While AppliedVR awaits specific Medicare payment and MAC fee schedule decisions, it has expanded its RelieVRx contract with the Veterans Health Administration, part of the Department of Veterans Affairs (VA).

The VA partnership is helping AppliedVR work through multiple coverage, reimbursement, and clinical workflow pain points. For RelieVRx, these include the pain points associated with DTx as a Medical Benefit that requires a prescription:

  1. Coverage is lacking and/or inconsistent. This remains true for DTx across all payers. Medicare now covers AppliedVR’s RelieVRx, but the product will need commercial, Medicaid, and employer reimbursement to grow and scale.
  2. Provider scope of practice is unclear. This includes who can prescribe, fulfill, and monitor the treatment. AppliedVR’s government contract allows VA physicians to prescribe AppliedVR.
  3. Delivery is not standardized. How DTx is delivered and by whom (pharmacy, specialty pharmacy, manufacturer). RelieVRx can be administered in VA facilities or in veterans’ homes.

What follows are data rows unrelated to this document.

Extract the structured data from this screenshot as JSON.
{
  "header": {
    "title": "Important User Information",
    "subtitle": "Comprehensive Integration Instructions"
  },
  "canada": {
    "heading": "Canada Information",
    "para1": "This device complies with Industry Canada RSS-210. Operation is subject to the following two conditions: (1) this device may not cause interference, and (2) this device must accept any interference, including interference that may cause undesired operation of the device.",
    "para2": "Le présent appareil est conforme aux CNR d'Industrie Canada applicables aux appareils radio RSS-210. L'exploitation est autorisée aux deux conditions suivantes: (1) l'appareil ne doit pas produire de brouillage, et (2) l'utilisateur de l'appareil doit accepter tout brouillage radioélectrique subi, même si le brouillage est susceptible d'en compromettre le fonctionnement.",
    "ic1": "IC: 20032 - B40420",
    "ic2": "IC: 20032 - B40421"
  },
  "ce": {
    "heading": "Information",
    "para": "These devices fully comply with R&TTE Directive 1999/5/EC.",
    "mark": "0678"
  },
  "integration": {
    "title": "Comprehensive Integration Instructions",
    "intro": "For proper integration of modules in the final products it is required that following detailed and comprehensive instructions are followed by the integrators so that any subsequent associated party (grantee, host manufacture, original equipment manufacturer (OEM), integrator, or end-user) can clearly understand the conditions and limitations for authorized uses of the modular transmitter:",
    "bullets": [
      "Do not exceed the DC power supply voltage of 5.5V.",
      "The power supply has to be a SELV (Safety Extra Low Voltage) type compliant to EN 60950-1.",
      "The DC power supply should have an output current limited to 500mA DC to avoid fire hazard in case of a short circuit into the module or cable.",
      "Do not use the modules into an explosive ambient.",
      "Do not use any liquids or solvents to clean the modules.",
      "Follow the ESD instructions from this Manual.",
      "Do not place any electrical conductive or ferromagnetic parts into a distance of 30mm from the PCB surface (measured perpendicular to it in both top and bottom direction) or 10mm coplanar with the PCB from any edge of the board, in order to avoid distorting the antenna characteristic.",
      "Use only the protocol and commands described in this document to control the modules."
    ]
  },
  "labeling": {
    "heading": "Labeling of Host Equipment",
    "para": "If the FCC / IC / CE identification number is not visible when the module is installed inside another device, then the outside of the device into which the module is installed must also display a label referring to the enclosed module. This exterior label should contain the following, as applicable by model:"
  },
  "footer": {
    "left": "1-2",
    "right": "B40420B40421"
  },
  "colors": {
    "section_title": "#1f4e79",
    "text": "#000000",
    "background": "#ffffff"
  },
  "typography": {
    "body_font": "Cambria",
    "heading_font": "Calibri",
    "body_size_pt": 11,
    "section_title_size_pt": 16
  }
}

In past interviews, AppliedVR founder and CEO Matthew Stoudt has noted that the VA partnership will help establish national guidelines for home-based prescription because RelieVRx is now on the VA formulary (the VA Federal Supply Schedule, or FSS).

These pain points must now be answered for other payers.

The Digital Therapeutics alliance plans to advance this work through future research, Task Groups, and DTx Integration & Workflow Reports “to make healthcare more accessible and of higher quality for patients and their families . . . [and to address issues] that prevent a positive experience for patients, payors, and providers.”

Laura Beerman is a contributing writer for HealthLeaders.


KEY TAKEAWAYS

The Digital Therapeutics Alliance has published its third Integration & Workflow Report.

Its primary focus? Reimbursement as a primary pain point for integrating digital therapeutics into standard U.S. practice of care workflows.

DTA notes that reimbursement’s influence on the rest of the delivery system can unlock other pain point solutions — from coverage and formulary decisions to product prescription, distribution, and access.